A exposição “Wotan”, que na mitologia nórdica é o deus criador dos deuses terrenos, apresenta cerca de 50 obras do artista plástico gaúcho Luiz Carlos Brugnera (RS-1966), radicado em Cascavel. Algumas obras refletem o imaginário da mitologia escandinava e o restante faz parte de uma adaptação temática de trabalhos anteriores. O público poderá fazer a visitação entre 15 de novembro e 04 de março.

As obras, várias delas bidimensionais e tridimensionais, pertencem a duas séries. A primeira fase bidimencional inclui desenhos em grafite sobre mdf e a fase tridimensional apresenta trabalhos em metal. A exposição apresenta obras de paredes, instalações, esculturas e objetos. Brugnera destaca a obra chamada de “Moto número 1-Ragnarök”, que “representa o fim da construção atual do mundo e o reinício da reconstrução do mesmo, revigorando as formas e conceitos já existentes”.

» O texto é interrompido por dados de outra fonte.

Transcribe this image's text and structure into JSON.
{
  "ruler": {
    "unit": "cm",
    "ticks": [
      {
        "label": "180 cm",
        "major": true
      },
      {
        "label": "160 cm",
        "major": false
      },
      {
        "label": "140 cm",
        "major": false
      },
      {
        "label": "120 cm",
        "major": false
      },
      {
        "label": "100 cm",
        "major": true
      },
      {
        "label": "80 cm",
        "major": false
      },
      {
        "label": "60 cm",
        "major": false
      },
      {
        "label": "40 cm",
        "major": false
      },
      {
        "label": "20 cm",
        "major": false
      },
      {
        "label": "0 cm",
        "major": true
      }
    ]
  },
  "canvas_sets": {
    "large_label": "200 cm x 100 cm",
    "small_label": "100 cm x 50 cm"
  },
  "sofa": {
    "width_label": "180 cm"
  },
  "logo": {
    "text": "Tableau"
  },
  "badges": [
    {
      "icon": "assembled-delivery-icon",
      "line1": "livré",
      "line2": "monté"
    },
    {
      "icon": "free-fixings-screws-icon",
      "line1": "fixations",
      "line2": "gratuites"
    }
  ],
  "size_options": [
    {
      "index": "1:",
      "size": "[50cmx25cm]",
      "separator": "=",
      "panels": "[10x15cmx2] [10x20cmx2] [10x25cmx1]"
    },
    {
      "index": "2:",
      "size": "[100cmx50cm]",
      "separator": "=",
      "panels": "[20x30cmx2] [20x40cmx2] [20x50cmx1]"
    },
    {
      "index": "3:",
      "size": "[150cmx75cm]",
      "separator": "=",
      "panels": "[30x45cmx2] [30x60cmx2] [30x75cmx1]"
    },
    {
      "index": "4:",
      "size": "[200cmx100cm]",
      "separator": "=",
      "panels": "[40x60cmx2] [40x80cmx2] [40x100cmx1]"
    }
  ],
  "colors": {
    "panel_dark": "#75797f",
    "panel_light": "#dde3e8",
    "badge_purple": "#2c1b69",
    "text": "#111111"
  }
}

A moto relata a batalha primordial que ocorre na planície imaginária de Wigred . “Ragnarök” é conhecido, segundo a mitologia, como o destruidor. Um ser liberto que traz com ele os males e os desastres para o mundo. Esse personagem mitológico também é chamado de “Midgard”, o responsável pela destruição total do mundo construído. Ligado a ele está o lobo “Bragui”, representando o deus da recriação e da reconstrução do mundo. É “Bragui” quem mata “Midgard” e dá início ao evento primordial, que recebe o nome de “Ginnugagap”, a cerne criadora de tudo.

 
“Essa é a primeira moto de uma série de 180 que pretendo executar. Em cada uma delas farei a referência a um deus ou evento. Por isso utilizo a personificação de “Wotan”, já que na mitologia nórdica não existia o hábito de representar seus deuses graficamente, apenas por descrição literária (...). Pretendo eliminar o imaginário infantilizado dos deuses que foi criado para trazer à realidade as imagens verdadeiras e definitivas.” Brugnera explica que muitos desses deuses da mitologia nórdica, como “Thor” –que, segundo ele, na realidade é “Donar”, foram geralmente ilustrados, do cinema à literatura, de uma “forma muito infantil, enfraquecida e pobre”.

Outra obra de destaque para o artista é a instalação “Almas”, composta por 17 desenhos, nos quais ele utiliza a técnica do grafite sobre o mdf . “A instalação se refere a escuridão de um universo sem fim, onde a luz não consegue penetrar. Os trabalhos “Almas”, constituídos por uma massa sufocante que aniquila a luz do entorno, remete à espiritualidade”, explica a crítica de arte Nilza Procopiak.
 

Na série metal, Brugnera apresenta instalações, uma bidimensional e outra tridimensional. As instalações “Varais Micro” e “Varais Macro” são compostas por esculturas e remetem a fusos de tecelagem que evocam memórias domésticas. “Os varais são ícones, vindos de minha mãe costureira.”

A curadoria da mostra é assinada pelo próprio artista, que contou com a consultoria de Fernando Cocchiarale, curador do Museu de Arte Moderna do Rio, e Laura Buccellato, diretora e curadora do Museu de Arte Moderna de Buenos Aires.